Multivariate analysis revealed that the effect of T2DM seemed to be stronger in women. TBS, for example, remained significantly greater in women with well-controlled T2DM relative to non-T2DM controls even after complete adjustments for demographic factors, amputation, kidney function, and lumbar spine BMD (p=0.004). The same was true for BMD at all examined sites.
In contrast, well-controlled T2DM had no significant and independent effect on either TBS or BMD among men.
Both men and women with poorly controlled T2DM likewise saw no significant difference in TBS relative to their non-T2DM comparators. BMD at all sites, however, were higher among women patients despite poor disease control.
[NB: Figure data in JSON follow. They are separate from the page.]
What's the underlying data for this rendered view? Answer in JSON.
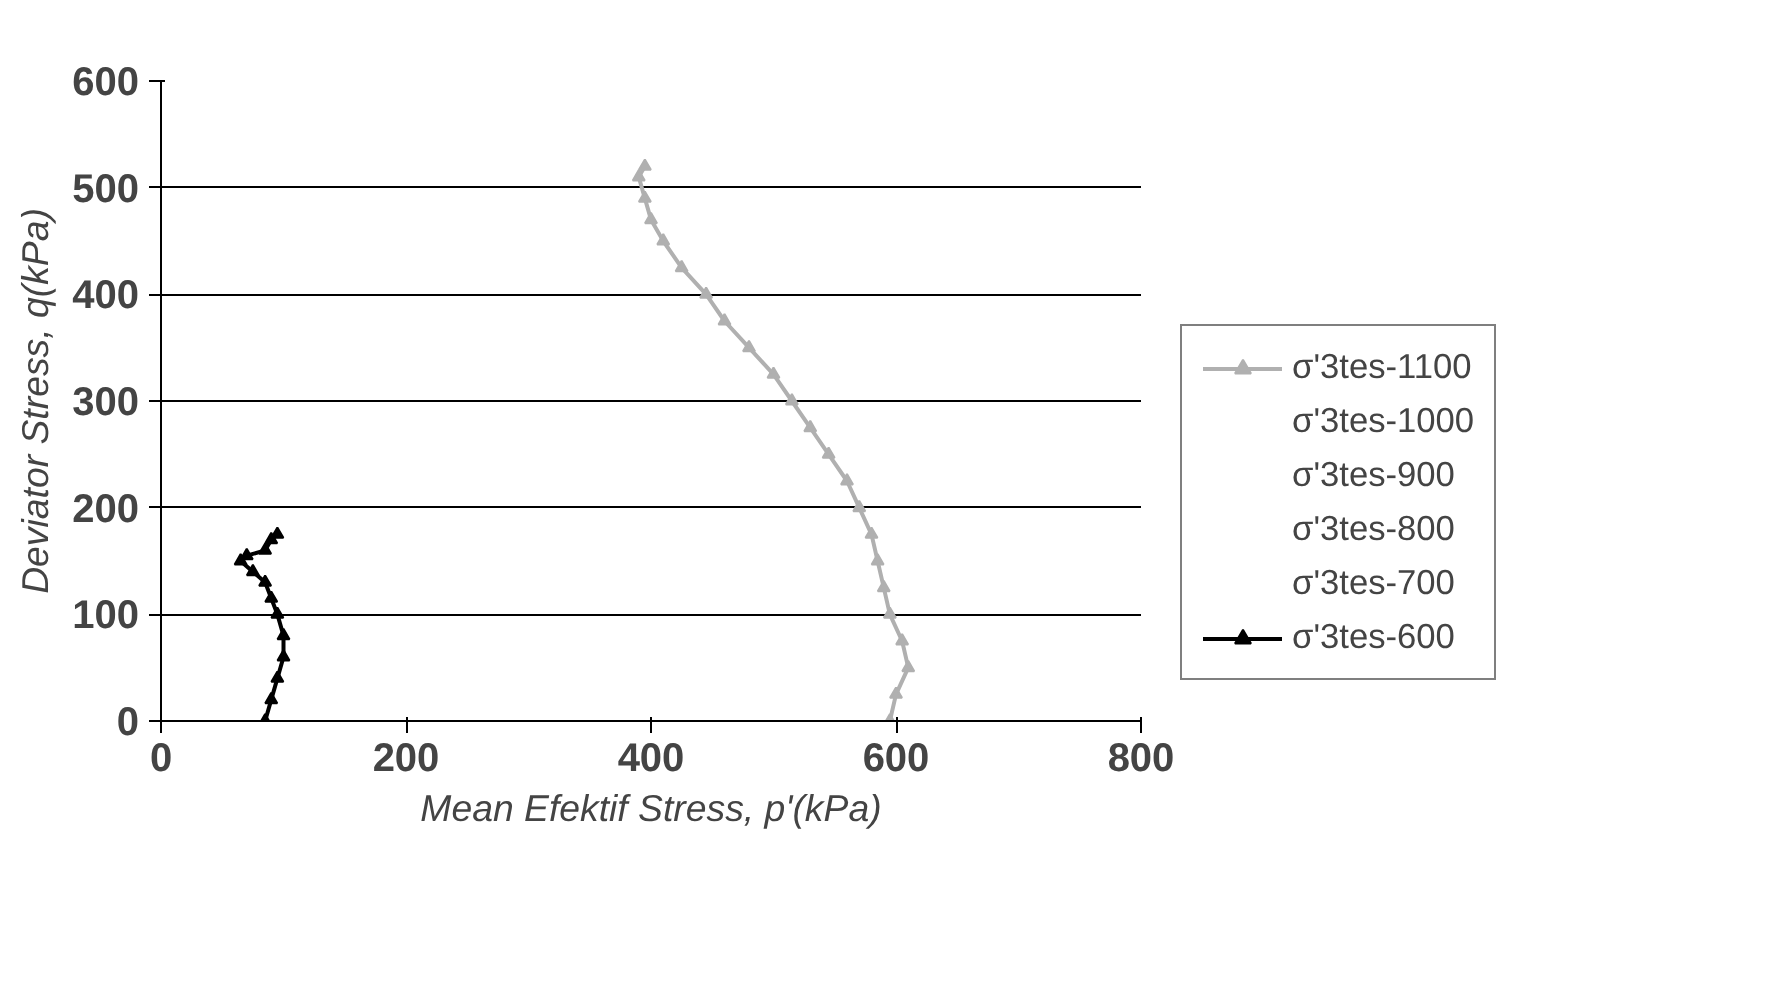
{
  "chart_data": {
    "type": "line",
    "xlabel": "Mean Efektif Stress, p'(kPa)",
    "ylabel": "Deviator Stress, q(kPa)",
    "xlim": [
      0,
      800
    ],
    "ylim": [
      0,
      600
    ],
    "xticks": [
      0,
      200,
      400,
      600,
      800
    ],
    "yticks": [
      0,
      100,
      200,
      300,
      400,
      500,
      600
    ],
    "grid": "y",
    "legend": "right",
    "marker": "triangle",
    "series": [
      {
        "name": "σ'3tes-1100",
        "color": "#b0b0b0",
        "x": [
          595,
          600,
          610,
          605,
          595,
          590,
          585,
          580,
          570,
          560,
          545,
          530,
          515,
          500,
          480,
          460,
          445,
          425,
          410,
          400,
          395,
          390,
          395
        ],
        "values": [
          0,
          25,
          50,
          75,
          100,
          125,
          150,
          175,
          200,
          225,
          250,
          275,
          300,
          325,
          350,
          375,
          400,
          425,
          450,
          470,
          490,
          510,
          520
        ]
      },
      {
        "name": "σ'3tes-1000"
      },
      {
        "name": "σ'3tes-900"
      },
      {
        "name": "σ'3tes-800"
      },
      {
        "name": "σ'3tes-700"
      },
      {
        "name": "σ'3tes-600",
        "color": "#000000",
        "x": [
          85,
          90,
          95,
          100,
          100,
          95,
          90,
          85,
          75,
          65,
          70,
          85,
          90,
          95
        ],
        "values": [
          0,
          20,
          40,
          60,
          80,
          100,
          115,
          130,
          140,
          150,
          155,
          160,
          170,
          175
        ]
      }
    ]
  }
}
Men with poor T2DM control also had better total hip BMD than controls.
“Taken together, bone quality assessment in T2DM patients remains a complex issue,” the researchers said. “Differences in T2DM disease control and complication, together with age and body mass index may contribute differently to the results of current bone quality measurement differences.”
“These differences were most significant in elderly T2DM hip fracture patients with poorly controlled T2DM and would be important for clinicians who are looking after elderly T2DM patients to be aware of,” they added.
Future studies are needed to better understand the mechanism of action of glycaemic control on bone health, as assessed by TBS and BMD, among diabetics, as well as the potential impact of other factors, such as ageing, osteoporosis, and diabetes medication.